# 🌻Acknowledgement
We implement our reinforcement learning algorithm extending from [veRL](https://github.com/volcengine/verl). We utilize [vLLM](https://github.com/vllm-project/vllm) for inference. 

## Installation

You can install dependencies by running the following commands:

```
conda env create -n lp-reg -f environment.yaml
```

## Training

Before training, you need to ensure that the AIME, AIME25 datasets are with "data_source" of "aime", "aime25" and respectively. As we hardcode it to make sure they are rollouted with temperature of 0.6.

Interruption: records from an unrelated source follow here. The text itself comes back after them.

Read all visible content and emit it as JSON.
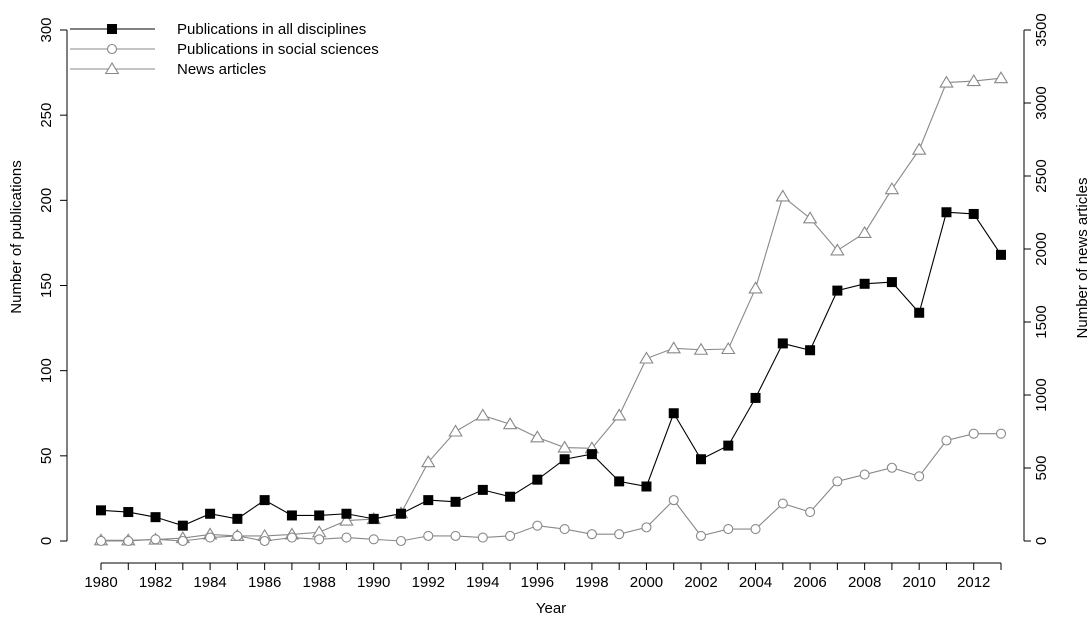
{
  "chart_data": {
    "type": "line",
    "xlabel": "Year",
    "ylabel_left": "Number of publications",
    "ylabel_right": "Number of news articles",
    "xlim": [
      1980,
      2013
    ],
    "x_ticks": [
      1980,
      1982,
      1984,
      1986,
      1988,
      1990,
      1992,
      1994,
      1996,
      1998,
      2000,
      2002,
      2004,
      2006,
      2008,
      2010,
      2012
    ],
    "ylim_left": [
      0,
      300
    ],
    "y_ticks_left": [
      0,
      50,
      100,
      150,
      200,
      250,
      300
    ],
    "ylim_right": [
      0,
      3500
    ],
    "y_ticks_right": [
      0,
      500,
      1000,
      1500,
      2000,
      2500,
      3000,
      3500
    ],
    "grid": false,
    "legend_position": "top-left",
    "x": [
      1980,
      1981,
      1982,
      1983,
      1984,
      1985,
      1986,
      1987,
      1988,
      1989,
      1990,
      1991,
      1992,
      1993,
      1994,
      1995,
      1996,
      1997,
      1998,
      1999,
      2000,
      2001,
      2002,
      2003,
      2004,
      2005,
      2006,
      2007,
      2008,
      2009,
      2010,
      2011,
      2012,
      2013
    ],
    "series": [
      {
        "name": "Publications in all disciplines",
        "axis": "left",
        "marker": "filled-square",
        "color": "#000000",
        "values": [
          18,
          17,
          14,
          9,
          16,
          13,
          24,
          15,
          15,
          16,
          13,
          16,
          24,
          23,
          30,
          26,
          36,
          48,
          51,
          35,
          32,
          75,
          48,
          56,
          84,
          116,
          112,
          147,
          151,
          152,
          134,
          193,
          192,
          168
        ]
      },
      {
        "name": "Publications in social sciences",
        "axis": "left",
        "marker": "open-circle",
        "color": "#888888",
        "values": [
          0,
          0,
          1,
          0,
          2,
          3,
          0,
          2,
          1,
          2,
          1,
          0,
          3,
          3,
          2,
          3,
          9,
          7,
          4,
          4,
          8,
          24,
          3,
          7,
          7,
          22,
          17,
          35,
          39,
          43,
          38,
          59,
          63,
          63
        ]
      },
      {
        "name": "News articles",
        "axis": "right",
        "marker": "open-triangle",
        "color": "#888888",
        "values": [
          5,
          5,
          10,
          20,
          45,
          35,
          35,
          45,
          60,
          140,
          150,
          190,
          540,
          750,
          860,
          800,
          710,
          640,
          635,
          860,
          1250,
          1320,
          1310,
          1315,
          1730,
          2360,
          2210,
          1990,
          2110,
          2410,
          2680,
          3140,
          3150,
          3170
        ]
      }
    ]
  }
}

For training Qwen3-14B on multi nodes, you can run:

```
cd Lp-Reg
conda activate lp-reg
bash examples/qwen2.5_32b_kl_minp_8k_wods_64gpu.sh
```

While for training Qwen2.5-32B on multi nodes, you can run:

```
cd Lp-Reg
conda activate lp-reg
bash examples/qwen3_14b_kl_minp_8k_wods_32gpu.sh
```

## Evaluation

For evaluation, we assess model performance across five diverse mathematical reasoning benchmarks: AIME24, AIME25, MATH-500, OlympiadBench, and Minerva Math.

For AIME24 and AIME25, which have smaller test sets, we use sampled decoding with a temperature of 0.6 and generate 16 independent responses per problem. For the remaining benchmarks, including MATH-500, OlympiadBench, and Min-
erva, we utilize greedy decoding to evaluate performance.